Yaşam kendimize yaptığımız bir yolculuktur bir bakıma. Ana rahmine düştüğümüz andan itibaren, bu yolculuk son nefesimizi verene değin sürer. Ömür, bu yolculukta tükenir gider. Doğuma kadar geçen süreç annemizin yaşam biçimiyle şekillenir. Olağan geçen süreç, normal bir şekilde tamamlanırsa yaşama, “merhaba!” deriz. İlk nefes alışımızla bize sunulan hayata yolculuğumuz başlar. Bu yolculukta bize eşlik eden insanlar, yaşadığımız coğrafya, sosyal ve fiziksel ortamlar, toplumsal yapı hayatımızı, olumlu ya da olumsuz mutlaka etkiler.
İçgüdüsel dürtülerimiz yaşam biçimimizi belirginleştirirken kendimizi, çevremizi ve görüş alanımıza giren her şeyi algılamaya, beş duyumuzu kullanmaya başlarız. Kendimizi tam olarak kavradığımızda, meraklarımız, ilgi alanlarımız, arzu ve isteklerimiz bu uzun yolculuğun niteliğini belirler. Önce evimizde yolculuğa çıkarız. O en küçük ama en değerli, en gerekli alanı tanırız. Sokağımız, mahallemiz, kentimiz, ülke kentleri ve yeryüzü yolculukları hayatımızı tamamlamaya başlar. Yolculuklar bizi kendi dışımıza çıkarır. Zaman zaman insanın kendi dışına çıkması gerekir ki yaşamda farkındalığa ulaşılabilsin. Böyle olunca yaşam daha bir anlam kazanır.
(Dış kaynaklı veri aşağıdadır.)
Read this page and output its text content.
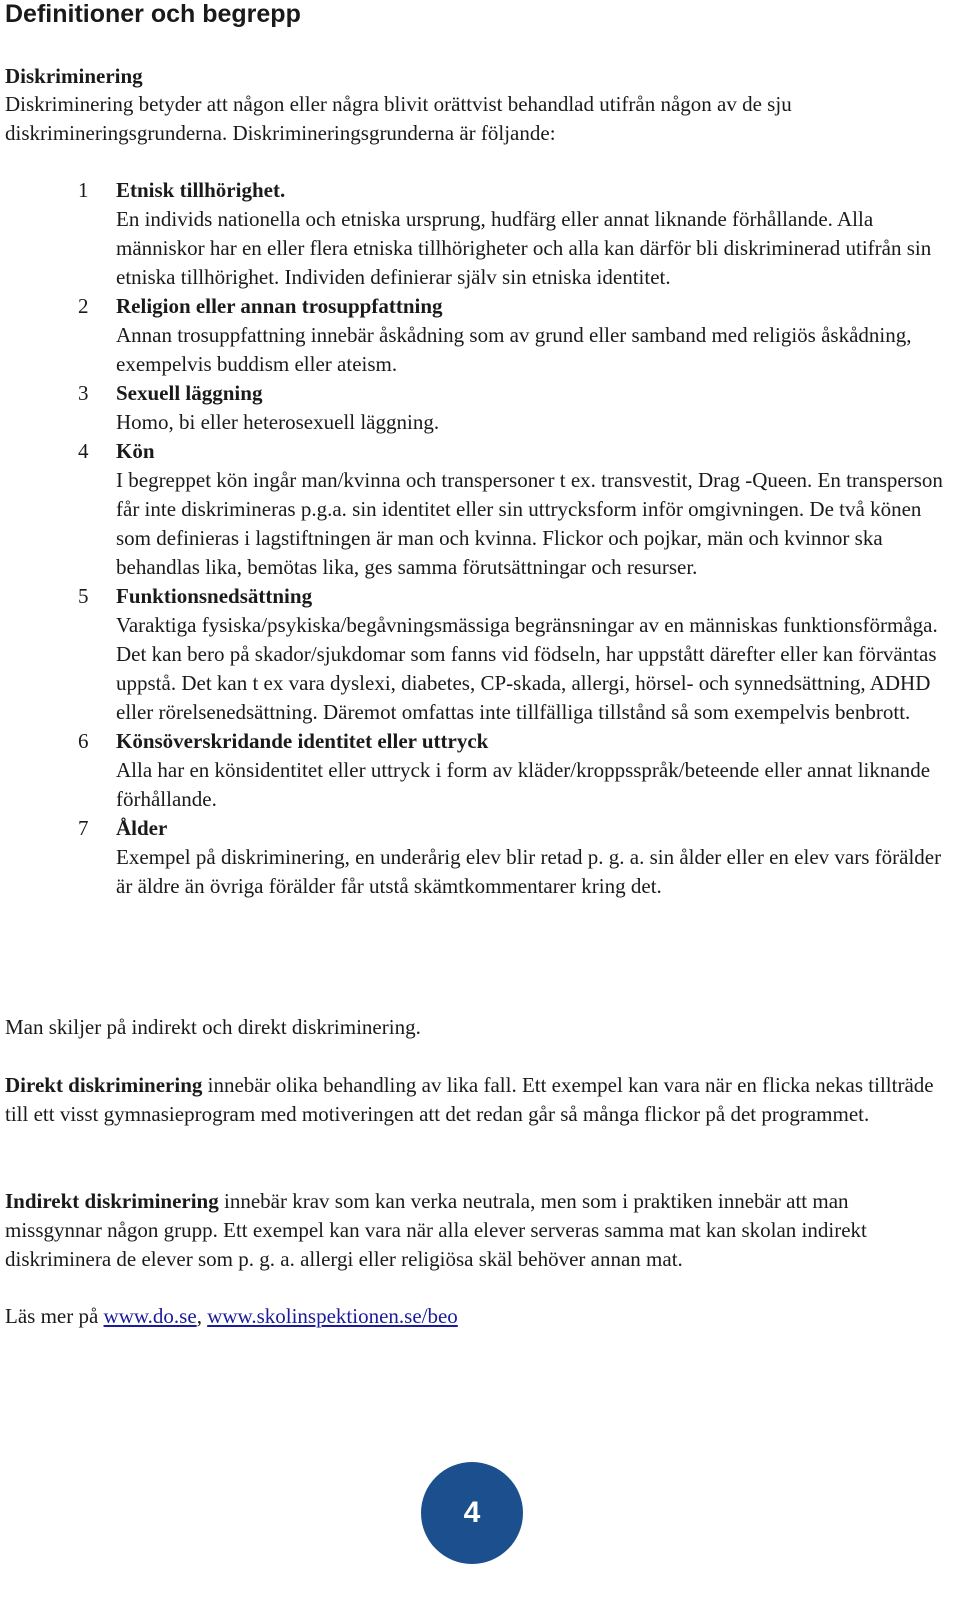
Definitioner och begrepp
Diskriminering
Diskriminering betyder att någon eller några blivit orättvist behandlad utifrån någon av de sju diskrimineringsgrunderna. Diskrimineringsgrunderna är följande:
1	Etnisk tillhörighet.
En individs nationella och etniska ursprung, hudfärg eller annat liknande förhållande. Alla människor har en eller flera etniska tillhörigheter och alla kan därför bli diskriminerad utifrån sin etniska tillhörighet. Individen definierar själv sin etniska identitet.
2	Religion eller annan trosuppfattning
Annan trosuppfattning innebär åskådning som av grund eller samband med religiös åskådning, exempelvis buddism eller ateism.
3	Sexuell läggning
Homo, bi eller heterosexuell läggning.
4	Kön
I begreppet kön ingår man/kvinna och transpersoner t ex. transvestit, Drag -Queen. En transperson får inte diskrimineras p.g.a. sin identitet eller sin uttrycksform inför omgivningen. De två könen som definieras i lagstiftningen är man och kvinna. Flickor och pojkar, män och kvinnor ska behandlas lika, bemötas lika, ges samma förutsättningar och resurser.
5	Funktionsnedsättning
Varaktiga fysiska/psykiska/begåvningsmässiga begränsningar av en människas funktionsförmåga. Det kan bero på skador/sjukdomar som fanns vid födseln, har uppstått därefter eller kan förväntas uppstå. Det kan t ex vara dyslexi, diabetes, CP-skada, allergi, hörsel- och synnedsättning, ADHD eller rörelsenedsättning. Däremot omfattas inte tillfälliga tillstånd så som exempelvis benbrott.
6	Könsöverskridande identitet eller uttryck
Alla har en könsidentitet eller uttryck i form av kläder/kroppsspråk/beteende eller annat liknande förhållande.
7	Ålder
Exempel på diskriminering, en underårig elev blir retad p. g. a. sin ålder eller en elev vars förälder är äldre än övriga förälder får utstå skämtkommentarer kring det.
Man skiljer på indirekt och direkt diskriminering.
Direkt diskriminering innebär olika behandling av lika fall. Ett exempel kan vara när en flicka nekas tillträde till ett visst gymnasieprogram med motiveringen att det redan går så många flickor på det programmet.
Indirekt diskriminering innebär krav som kan verka neutrala, men som i praktiken innebär att man missgynnar någon grupp. Ett exempel kan vara när alla elever serveras samma mat kan skolan indirekt diskriminera de elever som p. g. a. allergi eller religiösa skäl behöver annan mat.
Läs mer på www.do.se, www.skolinspektionen.se/beo
4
Gezen, gözlemleyen ve gördüklerini algılayarak “hayata değer katmak” adına gözden kaçanları, akla gelmeyenleri, yaşam kalitesi için yapılması gerekenleri sizlerle paylaşmak için bu köşedeyim. Eleştirmek için değil, güzelleştirmek için. Çünkü toprağına bastığımız, havasını soluduğumuz, her gün güleç yüzlü insanların dost selamını paylaştığımız bu yerlere borçlu olduğumuzu düşünüyorum…
***
Tarihe Yolculuk : MEDUSA
Yağmur yıkadı Medusa’nın büyülü yüzünü.
Bir sığırcık, kanadı kırık tünedi Apollon’un zirvesine
sağalttı yüreğindeki yarayı...
Üşüdü yerde yatan taşlar, Bir yılan kıvrıla kıvrıla geçti otların
arasından. Bu üşümeler tanıdık üşümeler, bir fidan üşüdü
sessizce...
Baş büyücü tüm büyüleri üfledi gökyüzüne.
Zamana meydan okudu bin yıl öncesinden baş bilici Zarakis.
Bir sofra kuruldu zamanın orta yerine.
Her sabah yeniden yeniden kurulan bu sofra
doyurdu tüm doğayı...
Afrodisyaslı Yontucu Hırissos ilk darbeyi vurdu mermere
kaşları çatıldı, Medusa’nın başında yılanlar...
Ölümlü değildi artık hiçbir tanrı.
Geceye acılarını sustu bir çoban yüreğine gömdüğü sevisini
yitik sevisini. Gözleri kör ebabil kuşu
son kez çırpındı uçmak için ve öldü.
Bir yaprak düştü geceye sessizce...
Rüzgar yüklendi ustaca gök gürültüsünü
bir yağmur şimşek oldu çaktı, gözlerinde çoban Brankhados’un.
Bir zeytin dalı barışa uzandı beyaz bir güvercinin gagasında.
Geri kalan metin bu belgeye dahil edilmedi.